Groupes de Parole 2011

Le Centre Repères est un centre spécialisé dans le travail de groupe.

En effet, partout dans le monde, des groupes de parole, de soutien ou de thérapie sont proposés aux personnes traversant des difficultés ponctuelles, des moments de vie particuliers, ou des pathologies spécifiques.
On en trouve entre autres dans les services de maternité, de cancérologie, les maisons d'adolescents etc. Les groupes peuvent également faire partie des prises en charge des problématiques d'addiction, de deuil, d'adoption, divorce etc.

Le groupe permet de briser l'isolement souvent lié à ces situations et apporte le soutien nécessaire dans des moments où il est particulièrement important de pouvoir mobiliser toutes ses ressources. Le partage avec des personnes confrontées au mêmes situations permet de renforcer les capacités de chacun.

Nos groupes sont encadrés par des professionnels formés à l'écoute et compétents en animation de groupe, et fonctionnent selon selon des règles strictes de confidentialité et d'absence de jugement.


Les groupes sont montés en fonction de la demande des participants.
Actuellement, les groupes ouverts aux inscriptions sont:

GROUPES DE SOUTIEN

Fertilité Groupe destiné aux parents qui sont dans un processus de PMA (procréation médicalement assistée).

Deuil Périnatal
Groupe de soutien pour les femmes ayant vécu une IVG ou un autre type de deuil périnatal: in utero ou dans les mois suivant accouchement.

Maternité Groupe de soutien pour les femmes récemment accouchées et qui souhaitent partager sur leurs questionnements, difficultés ou mal être.
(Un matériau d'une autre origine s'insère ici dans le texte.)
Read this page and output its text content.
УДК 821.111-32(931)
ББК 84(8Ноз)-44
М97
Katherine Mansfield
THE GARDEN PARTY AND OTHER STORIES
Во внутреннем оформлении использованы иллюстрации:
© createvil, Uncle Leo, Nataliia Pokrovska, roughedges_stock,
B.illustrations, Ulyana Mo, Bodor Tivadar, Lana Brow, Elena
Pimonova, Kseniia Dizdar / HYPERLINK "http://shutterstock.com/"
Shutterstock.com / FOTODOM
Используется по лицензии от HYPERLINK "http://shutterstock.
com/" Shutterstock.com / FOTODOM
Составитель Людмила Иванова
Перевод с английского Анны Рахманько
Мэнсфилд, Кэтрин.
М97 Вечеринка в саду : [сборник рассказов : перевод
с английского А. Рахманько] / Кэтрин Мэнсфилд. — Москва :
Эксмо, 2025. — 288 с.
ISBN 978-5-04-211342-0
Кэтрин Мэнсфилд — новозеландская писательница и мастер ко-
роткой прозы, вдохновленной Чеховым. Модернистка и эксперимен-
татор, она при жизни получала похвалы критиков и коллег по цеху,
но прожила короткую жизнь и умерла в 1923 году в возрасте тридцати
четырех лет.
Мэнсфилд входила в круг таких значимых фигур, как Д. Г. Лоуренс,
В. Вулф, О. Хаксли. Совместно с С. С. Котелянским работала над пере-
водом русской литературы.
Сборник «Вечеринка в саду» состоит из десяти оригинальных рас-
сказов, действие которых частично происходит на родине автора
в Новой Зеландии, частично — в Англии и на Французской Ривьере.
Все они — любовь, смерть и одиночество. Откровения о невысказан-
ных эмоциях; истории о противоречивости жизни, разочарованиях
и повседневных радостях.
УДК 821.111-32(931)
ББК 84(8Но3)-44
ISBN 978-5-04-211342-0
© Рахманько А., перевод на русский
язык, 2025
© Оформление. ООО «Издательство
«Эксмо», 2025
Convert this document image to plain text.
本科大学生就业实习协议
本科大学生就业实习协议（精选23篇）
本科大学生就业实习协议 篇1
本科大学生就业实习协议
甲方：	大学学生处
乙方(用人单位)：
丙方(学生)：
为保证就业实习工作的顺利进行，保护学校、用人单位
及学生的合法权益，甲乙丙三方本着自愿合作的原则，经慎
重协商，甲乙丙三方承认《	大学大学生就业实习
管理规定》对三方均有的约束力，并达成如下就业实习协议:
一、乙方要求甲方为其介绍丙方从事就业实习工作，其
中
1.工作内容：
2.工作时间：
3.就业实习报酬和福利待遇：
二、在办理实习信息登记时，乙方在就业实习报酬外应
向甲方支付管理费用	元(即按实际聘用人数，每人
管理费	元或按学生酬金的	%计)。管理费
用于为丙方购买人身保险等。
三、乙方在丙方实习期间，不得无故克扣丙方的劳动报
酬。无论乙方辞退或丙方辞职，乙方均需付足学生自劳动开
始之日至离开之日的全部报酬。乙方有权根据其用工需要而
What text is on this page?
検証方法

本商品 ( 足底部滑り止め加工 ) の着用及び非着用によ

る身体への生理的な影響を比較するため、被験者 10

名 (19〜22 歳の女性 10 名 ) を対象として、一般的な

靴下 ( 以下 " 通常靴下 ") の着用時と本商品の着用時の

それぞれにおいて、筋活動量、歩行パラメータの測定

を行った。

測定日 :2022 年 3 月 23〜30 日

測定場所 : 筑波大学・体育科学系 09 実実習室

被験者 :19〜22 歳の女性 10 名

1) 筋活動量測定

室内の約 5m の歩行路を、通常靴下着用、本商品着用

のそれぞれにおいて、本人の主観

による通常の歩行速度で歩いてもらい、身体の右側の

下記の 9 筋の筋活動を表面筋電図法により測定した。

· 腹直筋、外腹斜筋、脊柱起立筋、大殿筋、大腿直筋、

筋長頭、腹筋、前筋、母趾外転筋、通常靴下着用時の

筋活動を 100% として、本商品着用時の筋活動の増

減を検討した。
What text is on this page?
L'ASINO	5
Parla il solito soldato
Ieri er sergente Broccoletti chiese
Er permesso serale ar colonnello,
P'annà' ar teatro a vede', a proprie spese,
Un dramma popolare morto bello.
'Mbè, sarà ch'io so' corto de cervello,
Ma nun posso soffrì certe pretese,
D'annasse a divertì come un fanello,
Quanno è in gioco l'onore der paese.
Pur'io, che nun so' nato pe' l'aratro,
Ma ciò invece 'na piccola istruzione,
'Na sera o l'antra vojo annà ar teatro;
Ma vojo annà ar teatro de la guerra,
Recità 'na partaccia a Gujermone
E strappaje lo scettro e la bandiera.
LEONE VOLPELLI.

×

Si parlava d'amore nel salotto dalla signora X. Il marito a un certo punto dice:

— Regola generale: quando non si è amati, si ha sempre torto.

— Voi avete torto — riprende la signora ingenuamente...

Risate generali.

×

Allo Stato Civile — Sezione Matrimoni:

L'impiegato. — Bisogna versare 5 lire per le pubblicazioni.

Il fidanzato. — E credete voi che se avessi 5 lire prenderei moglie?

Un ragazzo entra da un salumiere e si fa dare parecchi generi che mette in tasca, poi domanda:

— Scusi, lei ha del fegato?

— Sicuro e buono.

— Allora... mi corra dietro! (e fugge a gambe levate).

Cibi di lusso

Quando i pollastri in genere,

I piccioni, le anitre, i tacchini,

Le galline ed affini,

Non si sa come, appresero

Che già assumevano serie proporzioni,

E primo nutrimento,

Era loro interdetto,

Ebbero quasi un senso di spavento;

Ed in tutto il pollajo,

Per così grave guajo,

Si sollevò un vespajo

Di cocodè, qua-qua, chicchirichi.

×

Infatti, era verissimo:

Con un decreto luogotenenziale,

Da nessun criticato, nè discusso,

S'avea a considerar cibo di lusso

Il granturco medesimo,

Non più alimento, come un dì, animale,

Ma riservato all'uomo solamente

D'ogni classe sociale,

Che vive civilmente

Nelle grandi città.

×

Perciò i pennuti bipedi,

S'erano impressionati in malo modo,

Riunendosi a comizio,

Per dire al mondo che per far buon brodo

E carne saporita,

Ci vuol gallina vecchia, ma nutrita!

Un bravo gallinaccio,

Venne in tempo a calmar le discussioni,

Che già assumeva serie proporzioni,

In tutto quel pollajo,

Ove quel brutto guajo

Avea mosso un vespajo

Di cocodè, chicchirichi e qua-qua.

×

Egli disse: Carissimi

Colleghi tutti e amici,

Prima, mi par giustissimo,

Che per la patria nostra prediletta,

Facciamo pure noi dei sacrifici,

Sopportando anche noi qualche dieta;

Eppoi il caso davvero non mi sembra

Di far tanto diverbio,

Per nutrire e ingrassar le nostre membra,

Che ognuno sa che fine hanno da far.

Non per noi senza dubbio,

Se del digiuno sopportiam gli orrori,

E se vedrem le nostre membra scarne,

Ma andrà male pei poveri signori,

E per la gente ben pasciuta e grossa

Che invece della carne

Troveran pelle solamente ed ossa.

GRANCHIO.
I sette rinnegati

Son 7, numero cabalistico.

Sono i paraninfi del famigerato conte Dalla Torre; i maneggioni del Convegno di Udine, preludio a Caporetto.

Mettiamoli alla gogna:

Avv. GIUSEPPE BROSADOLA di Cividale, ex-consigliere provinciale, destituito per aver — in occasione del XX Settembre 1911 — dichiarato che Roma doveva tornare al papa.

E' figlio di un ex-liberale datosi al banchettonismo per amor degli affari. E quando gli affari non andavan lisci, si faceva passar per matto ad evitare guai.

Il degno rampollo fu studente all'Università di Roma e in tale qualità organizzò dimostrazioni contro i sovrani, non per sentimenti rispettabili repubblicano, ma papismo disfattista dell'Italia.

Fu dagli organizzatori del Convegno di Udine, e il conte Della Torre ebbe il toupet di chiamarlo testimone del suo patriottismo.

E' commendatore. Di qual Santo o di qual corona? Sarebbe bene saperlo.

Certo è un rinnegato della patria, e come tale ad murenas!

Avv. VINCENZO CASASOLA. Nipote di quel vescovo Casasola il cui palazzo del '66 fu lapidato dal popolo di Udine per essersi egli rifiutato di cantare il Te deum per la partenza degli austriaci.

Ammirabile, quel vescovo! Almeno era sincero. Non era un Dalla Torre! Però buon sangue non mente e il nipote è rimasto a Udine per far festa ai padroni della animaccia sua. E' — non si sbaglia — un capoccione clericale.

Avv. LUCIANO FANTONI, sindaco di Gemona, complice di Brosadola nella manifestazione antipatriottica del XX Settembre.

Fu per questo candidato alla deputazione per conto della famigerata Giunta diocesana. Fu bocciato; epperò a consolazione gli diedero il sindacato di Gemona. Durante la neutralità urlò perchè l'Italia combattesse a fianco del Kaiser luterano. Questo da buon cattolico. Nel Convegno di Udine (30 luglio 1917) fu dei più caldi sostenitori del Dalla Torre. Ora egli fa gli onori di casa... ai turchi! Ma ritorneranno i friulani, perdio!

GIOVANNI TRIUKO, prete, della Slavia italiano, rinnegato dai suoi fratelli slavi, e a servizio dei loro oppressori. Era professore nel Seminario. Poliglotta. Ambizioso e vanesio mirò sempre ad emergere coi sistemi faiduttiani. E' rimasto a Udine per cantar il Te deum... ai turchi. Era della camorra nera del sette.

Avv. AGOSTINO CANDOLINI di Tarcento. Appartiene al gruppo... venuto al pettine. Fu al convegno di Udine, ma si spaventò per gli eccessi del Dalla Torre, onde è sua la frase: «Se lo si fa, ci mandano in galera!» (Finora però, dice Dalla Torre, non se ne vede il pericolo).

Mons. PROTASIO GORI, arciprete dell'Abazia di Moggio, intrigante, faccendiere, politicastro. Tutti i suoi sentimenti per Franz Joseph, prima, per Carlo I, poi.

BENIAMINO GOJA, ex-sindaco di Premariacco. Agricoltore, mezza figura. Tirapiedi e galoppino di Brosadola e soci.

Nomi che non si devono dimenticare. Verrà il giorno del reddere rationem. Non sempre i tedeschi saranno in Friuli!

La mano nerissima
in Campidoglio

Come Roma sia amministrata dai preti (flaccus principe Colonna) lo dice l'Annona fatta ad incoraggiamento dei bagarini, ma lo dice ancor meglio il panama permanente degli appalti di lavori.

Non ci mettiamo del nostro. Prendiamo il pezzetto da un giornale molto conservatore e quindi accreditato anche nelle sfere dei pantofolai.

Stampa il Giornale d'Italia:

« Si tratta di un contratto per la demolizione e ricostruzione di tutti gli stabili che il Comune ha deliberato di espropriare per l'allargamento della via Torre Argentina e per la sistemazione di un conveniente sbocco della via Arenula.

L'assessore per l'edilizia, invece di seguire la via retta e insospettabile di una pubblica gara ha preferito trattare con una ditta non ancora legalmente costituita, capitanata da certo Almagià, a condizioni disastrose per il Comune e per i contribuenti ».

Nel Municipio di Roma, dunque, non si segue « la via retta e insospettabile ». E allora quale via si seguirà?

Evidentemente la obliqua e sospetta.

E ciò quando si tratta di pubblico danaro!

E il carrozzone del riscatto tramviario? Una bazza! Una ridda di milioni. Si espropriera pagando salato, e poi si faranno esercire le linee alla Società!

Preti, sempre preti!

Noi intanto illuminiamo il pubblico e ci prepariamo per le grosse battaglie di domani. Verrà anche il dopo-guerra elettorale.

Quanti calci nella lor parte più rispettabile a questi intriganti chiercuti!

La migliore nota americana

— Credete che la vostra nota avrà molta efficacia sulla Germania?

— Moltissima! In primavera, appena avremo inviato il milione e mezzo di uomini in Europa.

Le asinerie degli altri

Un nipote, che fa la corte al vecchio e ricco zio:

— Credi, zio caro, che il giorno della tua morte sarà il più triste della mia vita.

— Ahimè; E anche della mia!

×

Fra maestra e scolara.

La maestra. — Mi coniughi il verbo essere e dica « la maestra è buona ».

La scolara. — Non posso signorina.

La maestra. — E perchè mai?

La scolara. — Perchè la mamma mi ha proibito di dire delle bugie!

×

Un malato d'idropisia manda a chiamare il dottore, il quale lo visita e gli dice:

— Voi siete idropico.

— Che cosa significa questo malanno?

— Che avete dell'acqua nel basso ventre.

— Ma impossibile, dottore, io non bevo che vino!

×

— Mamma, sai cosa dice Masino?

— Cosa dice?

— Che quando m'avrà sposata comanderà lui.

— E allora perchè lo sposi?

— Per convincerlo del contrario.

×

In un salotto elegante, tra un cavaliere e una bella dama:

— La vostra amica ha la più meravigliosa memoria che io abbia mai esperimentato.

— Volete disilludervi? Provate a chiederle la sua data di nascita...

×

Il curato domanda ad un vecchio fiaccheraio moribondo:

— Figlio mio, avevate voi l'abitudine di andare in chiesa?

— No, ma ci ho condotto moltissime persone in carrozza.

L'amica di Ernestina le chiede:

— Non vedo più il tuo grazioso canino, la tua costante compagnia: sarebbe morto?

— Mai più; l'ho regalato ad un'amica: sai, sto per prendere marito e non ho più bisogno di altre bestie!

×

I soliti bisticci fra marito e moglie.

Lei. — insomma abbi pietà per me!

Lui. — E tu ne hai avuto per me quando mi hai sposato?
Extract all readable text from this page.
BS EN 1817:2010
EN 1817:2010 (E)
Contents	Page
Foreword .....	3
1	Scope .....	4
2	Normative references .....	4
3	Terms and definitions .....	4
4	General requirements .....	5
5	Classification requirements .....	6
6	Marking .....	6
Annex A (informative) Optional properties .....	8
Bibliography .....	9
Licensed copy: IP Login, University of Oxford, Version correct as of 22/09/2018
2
Famille Différente : adoption, divorce, familles recomposées Deux groupes sont proposés dans cette thématique. L'un est destiné aux parent divorcés ou séparés, l'autre aux parents adoptifs.


GROUPES THÉRAPEUTIQUES
Groupe adultes. Groupe sans thématique déterminée pour les personnes qui souhaitent entreprendre un travail thérapeutique groupal.

Groupe adolescents
Groupe destiné aux adolescents de 11-15 ans pour lesquels une démarche thérapeutique en groupe est indiquée ou en complément d'une démarche individuelle en cours (sur avis du thérapeute en charge).




Les groupes thérapeutiques sont accessibles après entretien préalable.